Richards moves deliberately, but chapter by chapter the story picks up momentum, involving moral and physical forces that lead to a series of tragedies. Fifty tons of lumber falling is no more deadly than the combined force of a town's vicious gossip; lives are crushed and mangled in both situations. Such is the moral physics of Richards's work: He's particularly interested in the way people set avalanches of misery in motion with little acts of cruelty.

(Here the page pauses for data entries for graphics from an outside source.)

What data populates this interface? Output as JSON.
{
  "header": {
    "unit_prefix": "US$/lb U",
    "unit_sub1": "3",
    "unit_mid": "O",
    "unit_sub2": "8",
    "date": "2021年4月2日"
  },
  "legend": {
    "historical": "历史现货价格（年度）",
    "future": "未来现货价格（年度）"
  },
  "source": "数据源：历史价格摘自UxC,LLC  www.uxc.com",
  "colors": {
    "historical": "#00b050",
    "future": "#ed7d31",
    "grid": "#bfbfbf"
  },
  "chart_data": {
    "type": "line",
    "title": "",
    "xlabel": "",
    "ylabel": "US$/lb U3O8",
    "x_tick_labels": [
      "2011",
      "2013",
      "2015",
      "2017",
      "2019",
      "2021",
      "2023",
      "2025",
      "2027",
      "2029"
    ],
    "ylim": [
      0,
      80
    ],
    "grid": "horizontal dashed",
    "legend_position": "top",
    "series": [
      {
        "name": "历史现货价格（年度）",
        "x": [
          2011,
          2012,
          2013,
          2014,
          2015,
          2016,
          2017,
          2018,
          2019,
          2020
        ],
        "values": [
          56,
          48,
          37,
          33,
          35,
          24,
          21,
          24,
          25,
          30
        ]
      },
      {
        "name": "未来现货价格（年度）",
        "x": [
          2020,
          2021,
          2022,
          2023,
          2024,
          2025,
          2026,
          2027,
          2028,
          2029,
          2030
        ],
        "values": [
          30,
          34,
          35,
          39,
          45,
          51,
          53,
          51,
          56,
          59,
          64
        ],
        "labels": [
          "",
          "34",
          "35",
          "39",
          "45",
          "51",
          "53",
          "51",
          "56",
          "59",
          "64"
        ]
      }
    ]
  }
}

And he's not afraid of employing the kind of heavy symbolism that went out of fashion in literary fiction even before the lumber industry stopped using horse-drawn carriages: The climax of the novel takes place on Good Friday Mountain. A simple, Christly lumberman named Meager Fortune explains to a member of the crew that meanness among people stems from the fact that "men have rid themselves of God, and are famished, and therefore do terrible things to make such famine go away."

That insight may offer explanation, but it offers no relief from the punishments set in motion. Despite the best efforts of good people, despite the tardy apologies of scoundrels, despite everything, the horrible price must be paid. "All is cut out, muted, torn away," Richards concludes. It's the kind of fearsome silence only the most powerful novels can leave.

Ron Charles is a senior editor of Book World.